A lady was sitting opposite and as she looked up I mentioned that I thought she was wearing a fine pair of spectacles. She said that was thinking the same about mine, a Theo frame called soixant cinq in a white/grey tortoiseshell. It turned out we both had a spectacle habit although hers (60 frames) was not quite as bad as mine (I've lost count). 

Her name was Gemma and she was a photographer. She had published several books and worked extensively with the late Henry Moore, the famous sculptor. Moore of course has a strong connection to my home town of Leeds and indeed this lady had visited Leeds on many occasions. 

But as we got on to discussing the photography in more detail it turned out that this was someone I had read about in one of the Sunday magazines. She was Gemma Levine, who had photographed anyone who was anyone. It was amazing to meet someone who had taken portraits of so many people who had made history and many of them no longer with us.  

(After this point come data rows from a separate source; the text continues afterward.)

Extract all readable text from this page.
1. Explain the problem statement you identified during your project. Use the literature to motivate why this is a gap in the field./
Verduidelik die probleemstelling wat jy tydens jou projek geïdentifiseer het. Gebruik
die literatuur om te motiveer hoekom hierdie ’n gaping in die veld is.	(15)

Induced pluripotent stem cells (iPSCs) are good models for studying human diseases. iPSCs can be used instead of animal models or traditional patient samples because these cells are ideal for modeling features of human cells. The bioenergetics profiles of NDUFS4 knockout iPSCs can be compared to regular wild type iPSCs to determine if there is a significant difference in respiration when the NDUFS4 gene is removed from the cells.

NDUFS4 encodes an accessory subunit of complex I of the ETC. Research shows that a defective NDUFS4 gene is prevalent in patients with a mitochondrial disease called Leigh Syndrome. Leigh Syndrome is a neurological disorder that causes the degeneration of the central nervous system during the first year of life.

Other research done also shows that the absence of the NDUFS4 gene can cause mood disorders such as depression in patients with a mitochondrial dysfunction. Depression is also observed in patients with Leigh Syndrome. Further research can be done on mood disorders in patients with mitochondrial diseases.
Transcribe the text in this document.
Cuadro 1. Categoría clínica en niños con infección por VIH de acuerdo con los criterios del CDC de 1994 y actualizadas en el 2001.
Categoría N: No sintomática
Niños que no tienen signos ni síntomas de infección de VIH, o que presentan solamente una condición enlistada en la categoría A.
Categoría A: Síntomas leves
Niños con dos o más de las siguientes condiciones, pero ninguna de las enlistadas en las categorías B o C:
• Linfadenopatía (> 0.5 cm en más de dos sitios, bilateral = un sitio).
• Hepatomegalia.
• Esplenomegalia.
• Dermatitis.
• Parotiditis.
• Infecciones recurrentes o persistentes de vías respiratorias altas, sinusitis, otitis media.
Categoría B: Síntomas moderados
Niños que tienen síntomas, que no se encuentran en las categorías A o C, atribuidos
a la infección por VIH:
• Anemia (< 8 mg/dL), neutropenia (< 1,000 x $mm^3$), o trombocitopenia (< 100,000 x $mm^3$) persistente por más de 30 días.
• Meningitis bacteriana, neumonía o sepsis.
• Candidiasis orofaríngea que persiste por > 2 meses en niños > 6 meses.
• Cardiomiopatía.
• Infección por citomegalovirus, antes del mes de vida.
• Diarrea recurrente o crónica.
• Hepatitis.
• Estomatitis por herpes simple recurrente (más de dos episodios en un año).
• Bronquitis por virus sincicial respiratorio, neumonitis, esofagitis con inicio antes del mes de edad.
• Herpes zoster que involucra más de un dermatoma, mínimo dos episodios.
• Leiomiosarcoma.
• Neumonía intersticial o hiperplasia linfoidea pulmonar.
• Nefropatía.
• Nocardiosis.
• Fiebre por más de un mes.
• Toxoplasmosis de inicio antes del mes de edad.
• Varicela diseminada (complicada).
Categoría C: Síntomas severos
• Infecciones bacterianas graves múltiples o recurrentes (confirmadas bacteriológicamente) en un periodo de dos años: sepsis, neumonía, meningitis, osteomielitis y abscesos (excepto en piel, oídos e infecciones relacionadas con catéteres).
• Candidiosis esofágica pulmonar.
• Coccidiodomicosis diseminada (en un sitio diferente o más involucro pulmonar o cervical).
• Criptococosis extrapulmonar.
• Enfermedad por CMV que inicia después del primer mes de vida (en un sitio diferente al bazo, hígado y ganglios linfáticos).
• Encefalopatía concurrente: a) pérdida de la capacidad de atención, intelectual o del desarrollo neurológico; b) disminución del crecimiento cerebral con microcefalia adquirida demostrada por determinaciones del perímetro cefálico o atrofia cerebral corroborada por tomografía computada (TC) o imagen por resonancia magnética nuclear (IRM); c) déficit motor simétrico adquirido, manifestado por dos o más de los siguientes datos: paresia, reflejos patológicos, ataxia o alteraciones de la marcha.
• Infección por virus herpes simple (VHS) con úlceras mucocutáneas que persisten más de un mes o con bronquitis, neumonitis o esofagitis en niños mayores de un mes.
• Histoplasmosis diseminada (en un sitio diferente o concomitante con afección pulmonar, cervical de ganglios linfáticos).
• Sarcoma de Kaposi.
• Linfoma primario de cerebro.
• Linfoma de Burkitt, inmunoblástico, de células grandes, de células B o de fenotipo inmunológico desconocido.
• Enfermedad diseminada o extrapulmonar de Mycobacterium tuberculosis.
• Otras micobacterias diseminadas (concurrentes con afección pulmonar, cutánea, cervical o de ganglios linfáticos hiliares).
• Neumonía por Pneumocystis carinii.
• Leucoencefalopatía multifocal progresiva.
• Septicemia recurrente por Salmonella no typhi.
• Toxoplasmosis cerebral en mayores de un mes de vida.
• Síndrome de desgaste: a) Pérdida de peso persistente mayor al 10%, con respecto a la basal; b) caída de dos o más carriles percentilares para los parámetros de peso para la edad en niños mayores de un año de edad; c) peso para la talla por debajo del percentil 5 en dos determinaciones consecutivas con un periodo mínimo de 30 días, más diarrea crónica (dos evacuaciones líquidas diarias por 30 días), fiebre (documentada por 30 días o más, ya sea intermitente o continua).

Back home I had a look on Amazon to see what of her work was available in print. I was amazed to find a second hand copy of Faces of the 80s for just 1p. The book arrived in time for the weekend. It is so interesting to see the great and the good photographed 30 years or so ago. Alan Sugar appears adjacent to Robert Maxwell. How both fortunes have changed in the intervening years. Sir Ralph Halpern on £1m per year and before his well publicised misdemeanours. Joan Collins described as a role model for women over forty. A young Rowan Atkinson with notes written by Jeffrey Archer I suspect that if this book were to be reissued in the first decade of the next century, his would be a name that would survive and would, indeed, be enhanced.  How true.

So I am grateful for my host turning up late and once again for my spectacles being an ice breaker with a complete stranger. I have discovered an art form I never would have looked twice at before.

Just before leaving I used the facilities - in bold letters on the door is states "Peers Only". That certainly makes you think!